Expected output when fully configured:

✓ rampart serve: running (pid 12345)
✓ OpenClaw plugin: installed (before_tool_call hook active)
✓ Policy: openclaw.yaml loaded (N rules, default: ask)
✓ Approval path: native OpenClaw UI active

For end-to-end confidence, validate one case in each state: - learned allow, for example sudo true - fresh ask, for example sudo id - hard deny, for example rm -rf /tmp

Or check plugin status directly:

openclaw plugins list
# rampart  v1.0.0  active

Troubleshooting

Plugin not loading after setup:

openclaw plugins list         # check rampart is listed
rampart doctor                # shows plugin check status
openclaw doctor               # check for plugin warnings

If missing, re-run setup:

rampart setup openclaw
systemctl --user restart openclaw-gateway

OpenClaw version too old:

npm install -g openclaw@latest
rampart setup openclaw   # auto-detects new version

Checking what's being blocked:

rampart log --deny   # recent denials
rampart log --ask    # recent approvals

Legacy: shim + bridge (OpenClaw < 2026.3.28)

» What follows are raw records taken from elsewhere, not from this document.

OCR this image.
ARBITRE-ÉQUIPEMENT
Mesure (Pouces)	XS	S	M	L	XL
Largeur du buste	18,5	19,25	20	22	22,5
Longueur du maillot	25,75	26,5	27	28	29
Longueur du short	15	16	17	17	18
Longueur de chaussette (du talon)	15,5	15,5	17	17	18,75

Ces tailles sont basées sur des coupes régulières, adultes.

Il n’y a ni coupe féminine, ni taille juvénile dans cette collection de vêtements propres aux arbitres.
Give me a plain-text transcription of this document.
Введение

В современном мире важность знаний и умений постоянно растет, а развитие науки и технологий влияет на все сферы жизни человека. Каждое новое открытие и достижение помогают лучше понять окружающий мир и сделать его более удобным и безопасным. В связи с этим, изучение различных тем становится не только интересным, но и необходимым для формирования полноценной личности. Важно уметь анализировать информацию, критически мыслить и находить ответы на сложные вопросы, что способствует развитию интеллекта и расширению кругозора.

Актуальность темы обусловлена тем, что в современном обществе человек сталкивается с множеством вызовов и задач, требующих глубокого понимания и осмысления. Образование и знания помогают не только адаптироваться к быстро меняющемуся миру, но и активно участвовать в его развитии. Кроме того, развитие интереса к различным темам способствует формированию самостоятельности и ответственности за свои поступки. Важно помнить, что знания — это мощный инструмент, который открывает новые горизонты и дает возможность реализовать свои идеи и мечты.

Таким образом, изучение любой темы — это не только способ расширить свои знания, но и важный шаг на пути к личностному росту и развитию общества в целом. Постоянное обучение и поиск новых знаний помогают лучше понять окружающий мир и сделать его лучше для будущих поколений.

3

If you're on an older OpenClaw version, rampart setup openclaw falls back to:

  1. Shell shim (exec interception via SHELL env override)
  2. OpenClaw gateway bridge (WebSocket, exec-only coverage)
  3. Dist patches for file tools (fragile, re-run after OpenClaw upgrades)

Upgrade OpenClaw to get the native plugin and avoid the upgrade fragility.

Uninstall

rampart uninstall --yes

Removes the service, OpenClaw plugin, gateway drop-in, and restores any patched files. Policies and audit logs in ~/.rampart/ are preserved.